Fonte: Folha de São Paulo - As últimas três semanas legaram uma grave lição ao país: a de que a pesquisa científica está sujeita aos humores de grupos que, caso entendam que assim devem agir, invadem e depredam laboratórios sob os olhares complacentes do poder público.
Não é possível enxergar de outra maneira a cadeia de eventos que levou ao encerramento das atividades do Instituto Royal em São Roque, única instituição brasileira preparada para desenvolver uma atividade-chave para a sociedade, a pesquisa de segurança de medicamentos.
É o caso clássico em que a vítima se torna réu. Por outro lado, seu agressor, apoiado em acusações vazias, posa de herói. É como se acusassem você, leitor, de maus-tratos com seus animais domésticos, invadissem e depredassem sua casa e os levassem embora, sem nenhuma prova concreta ou amparo legal. Como você se sentiria a respeito?
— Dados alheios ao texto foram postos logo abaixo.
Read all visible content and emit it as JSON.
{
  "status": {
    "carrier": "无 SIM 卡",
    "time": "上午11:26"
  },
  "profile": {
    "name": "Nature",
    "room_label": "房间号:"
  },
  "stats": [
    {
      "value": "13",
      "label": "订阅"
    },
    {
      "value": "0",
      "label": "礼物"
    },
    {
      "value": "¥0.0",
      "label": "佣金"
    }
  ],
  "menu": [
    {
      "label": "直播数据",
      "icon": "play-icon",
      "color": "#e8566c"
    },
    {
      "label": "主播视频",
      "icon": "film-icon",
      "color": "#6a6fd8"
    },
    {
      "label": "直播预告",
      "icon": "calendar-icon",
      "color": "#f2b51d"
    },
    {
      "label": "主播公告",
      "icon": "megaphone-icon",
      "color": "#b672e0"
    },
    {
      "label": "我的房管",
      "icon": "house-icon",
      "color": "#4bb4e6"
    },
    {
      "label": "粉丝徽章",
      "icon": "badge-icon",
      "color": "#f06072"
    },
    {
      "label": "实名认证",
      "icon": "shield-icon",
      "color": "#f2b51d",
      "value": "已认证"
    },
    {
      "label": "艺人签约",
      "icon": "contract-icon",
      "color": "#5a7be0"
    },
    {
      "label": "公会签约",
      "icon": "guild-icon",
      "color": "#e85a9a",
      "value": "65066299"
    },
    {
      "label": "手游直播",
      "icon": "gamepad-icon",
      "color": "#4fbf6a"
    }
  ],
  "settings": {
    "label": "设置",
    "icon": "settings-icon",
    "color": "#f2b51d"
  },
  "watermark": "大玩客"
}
Todos os responsáveis na esfera pública --do prefeito de São Roque (SP) ao ministro da Ciência e Tecnologia, passando pelo coordenador do Conselho Nacional de Experimentação Animal-- atestaram a lisura e a correção do Royal, bem como a importância do nosso trabalho. Todas as sociedades científicas relevantes manifestaram seu apoio.
Enquanto isso, assistimos a um desfile de políticos e futuros candidatos em busca de fama, sem se preocupar com a verdade. Também pudemos observar autoridades que têm a obrigação de proteger a sociedade assistirem placidamente à atuação criminosa de um grupo de indivíduos, sem esboçar reação.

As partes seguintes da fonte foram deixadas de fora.